Giralgeldschöpfung
Durch die Giralgeldschöpfung oder auch Buchgeldschöpfung entsteht ein so genanntes derivates (abgeleitetes) Geld in Form von Sichteinlagen bei Banken, über das jederzeit z. B. per Scheck oder Überweisung verfügt werden kann. Diese sekundäre Buchgeldschöpfung kann passiv oder aktiv erfolgen.Passive Giralgeldschöpfung
Das Buchgeld wird dadurch geschaffen, dass ein Kunde bei seiner Geschäftsbank eine Bareinzahlung leistet und diese seinem Konto als Sichtguthaben gutgeschrieben wird. Das eingezahlte Bargeld befindet sich in den Kassenbeständen der Banken und ist dem Nicht-Bankensektor entzogen. Durch die passive Buchgeldschöpfung entsteht zwar Giralgeld, die Geldmenge insgesamt bleibt jedoch unverändert.
Aktive Giralgeldschöpfung
Durch die aktive Buchgeldschöpfung schaffen die Geschäftsbanken zusätzliches Geld in Form von Buchgeld (Giralgeld). Die Geldmenge entsteht dadurch, dass die Geschäftsbanken Kredite vergeben. Voraussetzung für die Kreditvergabe ist jedoch, dass die Geschäftsbanken über eine ausreichende Liquidität verfügen.
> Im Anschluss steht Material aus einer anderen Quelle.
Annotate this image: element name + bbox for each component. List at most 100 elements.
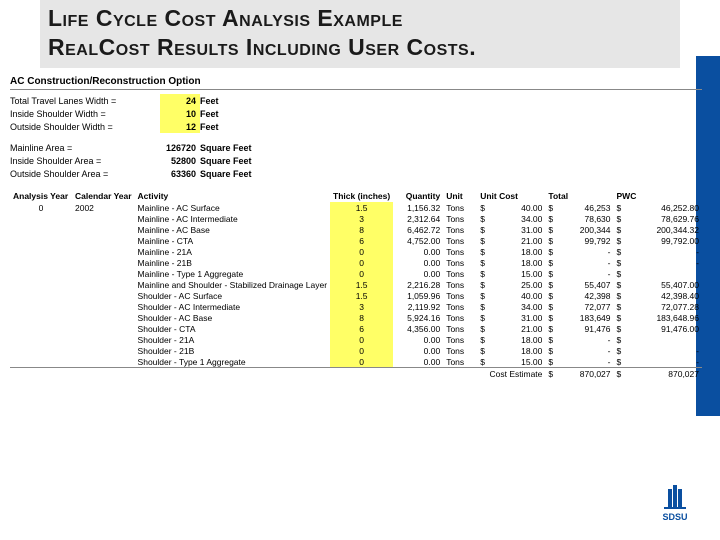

Diese beschaffen sie sich z. B. durch Einlagen von Kunden oder durch Refinanzierung bei der Zentralbank. Vergebene Kredite gelangen nun zu einem Teil oder sogar gänzlich in das Bankensystem als Einlage zurück, z. B. wenn ein Kreditnehmer für die Kreditsumme einen Gebrauchtwagen kauft, und der Verkäufer den Verkaufserlös wiederum bei seiner Bank einzahlt.